Ocorre que essa é a visão "mainstream". Ou a visão do jornalista. Na do público, nunca houve tanto espaço para falar de livros, peças, discos, exposições, movimentos estéticos. Artistas se comunicam diretamente com fãs, opiniões pulverizadas tomam o lugar da crítica tradicional. Dá para se informar usando fontes no mundo todo, de jornalões em papel a blogs ultraespecializados, em um vasto espectro temático e ideológico.
Como se tornar comercialmente viável nesse cenário? Se eu soubesse, estaria em uma jacuzzi de leite paga com honorários de consultor. Posso opinar é sobre relevância jornalística e cultural. Tenho certeza de quem não vai tê-la: os que seguirem apostando em antigas instâncias de autoridade, que faziam o filtro do saber disponível somente porque detinham os meios tecnológicos para tanto.
Idem os que acreditam no mínimo denominador, tentando salvar veículos ao torná-los "acessíveis". Diante de uma cultura tribalizada, de grupos que se aprofundam em seus interesses específicos, em uma produção incansável e apaixonada de narrativas e opiniões, ser generalista e superficial é um caminho seguro para se tornar anódino.

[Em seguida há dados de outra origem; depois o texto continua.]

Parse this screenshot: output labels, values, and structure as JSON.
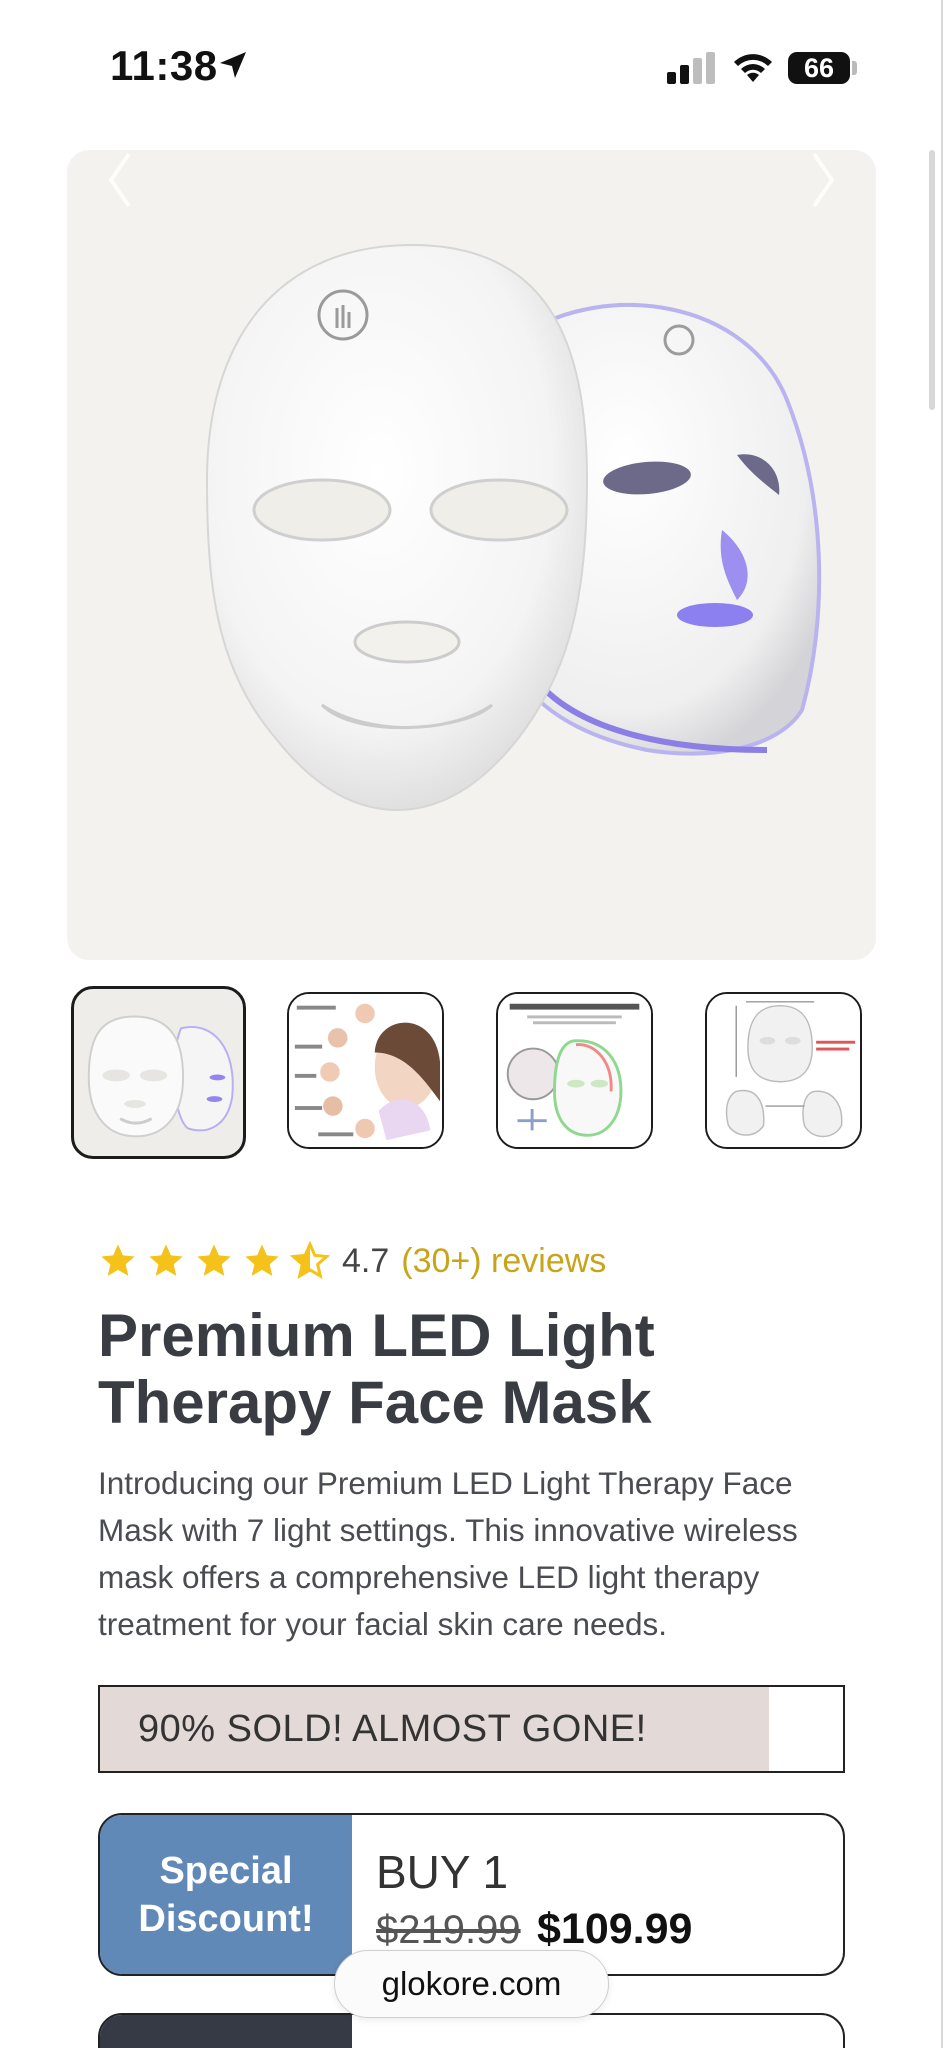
{
  "status_bar": {
    "time": "11:38",
    "battery": "66",
    "icons": [
      "location-arrow-icon",
      "cellular-signal-icon",
      "wifi-icon",
      "battery-icon"
    ]
  },
  "gallery": {
    "hero_alt": "White LED light therapy face mask, front and side view",
    "thumbnails": [
      {
        "name": "mask-front-side",
        "active": true
      },
      {
        "name": "skin-benefits",
        "active": false,
        "captions": [
          "Acne blemish",
          "Whitening skin",
          "Firming skin",
          "Deep repair",
          "Remove wrinkles"
        ]
      },
      {
        "name": "lightweight-comfortable",
        "active": false,
        "heading": "Safe,Lightweight & Comfortable"
      },
      {
        "name": "dimensions",
        "active": false
      }
    ]
  },
  "product": {
    "rating_value": "4.7",
    "rating_stars": 4.5,
    "reviews_text": "(30+) reviews",
    "title": "Premium LED Light Therapy Face Mask",
    "description": "Introducing our Premium LED Light Therapy Face Mask with 7 light settings. This innovative wireless mask offers a comprehensive LED light therapy treatment for your facial skin care needs."
  },
  "stock": {
    "label": "90% SOLD! ALMOST GONE!",
    "sold_fraction": 0.9
  },
  "offers": [
    {
      "badge_line1": "Special",
      "badge_line2": "Discount!",
      "title": "BUY 1",
      "old_price": "$219.99",
      "new_price": "$109.99"
    }
  ],
  "browser": {
    "url": "glokore.com"
  },
  "colors": {
    "star": "#f5c21a",
    "reviews_accent": "#c9a419",
    "badge_blue": "#6089b8",
    "sold_fill": "#e3d9d6",
    "badge_dark": "#363a45"
  }
}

Ao mesmo tempo, a tribalização tende a reiterar valores em vez de discuti-los. Aderir a eles é legítimo e, em muitos casos, desejável, mas não é jornalismo --atividade ligada à busca (talvez utópica) por equilíbrio, por distanciamento na coleta de dados que vão permitir conclusões para além de interesses e ideias em bloco.
Não há pensamento em cultura --como não há em política-- sem confronto. Cada elemento do mundo digital --a interatividade, a fragmentação, o gosto pelo novo e pela síntese-- tem mais de uma faceta. A fonte estimulante de conhecimento pode virar um fetiche, quando não um "ethos" autoritário. Os pequenos consensos da internet são tão nocivos quanto os grandes consensos da velha mídia.
Identificar e dizer isso publicamente é menos simples do que parece. Com o mercado do jeito que está, soa até leviano pregar que o jornalista deva ir contra hábitos e gostos do leitor. Mas não vejo outra saída para quem acredita na profissão. "Ir contra" não significa encarnar o polemista automático. Às vezes, é o contrário: resistir à volúpia de etiquetar e julgar tudo. Escrever um bom ensaio ou reportagem só é possível com embasamento, o que demanda trabalho e repertório construído com paciência, além de abnegação para resistir aos ganhos imediatos da notoriedade.
Não estou certo de que o velho humanismo, do qual a melhor imprensa cultural é herdeira, sobreviverá nas próximas décadas. Torço para que sim, assim como torço para que surjam novas formas de remuneração para profissionais e empresas, tanto nos modelos que conhecemos quanto nos do futuro.
Enquanto isso não ocorre, resta o otimismo da ação. No caso do jornalista, trata-se da recusa à indulgência com os outros e com si próprio. Se vale para épocas de abundância, que recompensam até materialmente o lugar-comum, por que seria diferente quando a crise nos empurra para a liberdade?